Australia Begins Air Traffic To Prevent Search And Rescue Planes From Crashing

Australia will deploy a modified Boeing 737 to act as a flying air traffic controller over the Indian Ocean to prevent a mid-air collision among the aircraft searching for the Malaysia Airlines jetliner that went missing over three weeks ago, an official said Tuesday, according to the Associated Press.

The three-week hunt for Flight 370 has turned up no sign of the Boeing 777, which vanished March 8 with 239 people on board bound for Beijing from Kuala Lumpur, the AP reported.

The search zone area has evolved as experts analyzed Flight 370's limited radar and satellite data, moving from the seas off Vietnam to the waters west of Malaysia and Indonesia, and then to several areas west of Australia, according to the AP.
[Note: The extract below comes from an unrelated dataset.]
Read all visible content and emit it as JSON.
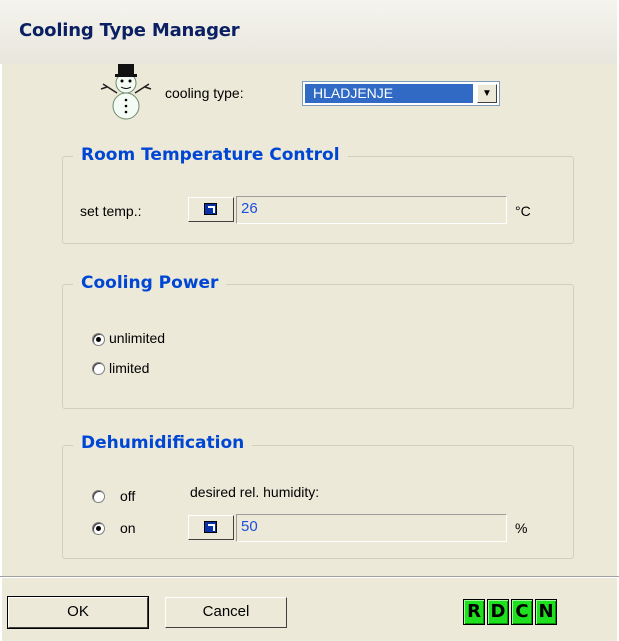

Under normal circumstances, ground-based air traffic controllers use radar and other equipment to keep track of all aircraft in their area of reach, and act as traffic policemen to keep planes at different altitudes and distances from each other, the AP reported. But the planes searching for Flight 370 are operating over a remote patch of ocean that is hundreds of kilometers (miles) from any air traffic controller.

On Tuesday, 11 planes and nine ships were focusing on less than half of the search zone, some 46,000 square miles of ocean west of Perth, with poor weather and low visibility forecast, according to the AP.

Although it has been slow, difficult and frustrating so far, the search for the missing Malaysia Airlines jet is nowhere near the point of being scaled back, Australian Prime Minister Tony Abbott said Monday, the AP reported.

"I'm certainly not putting a time limit on it," Abbott said, according to the AP. "We can keep searching for quite some time to come."

"We owe it to the families, we owe it to everyone that travels by air. We owe it to the anxious governments of the countries who had people on that aircraft. We owe it to the wider world which has been transfixed by this mystery for three weeks now," he added.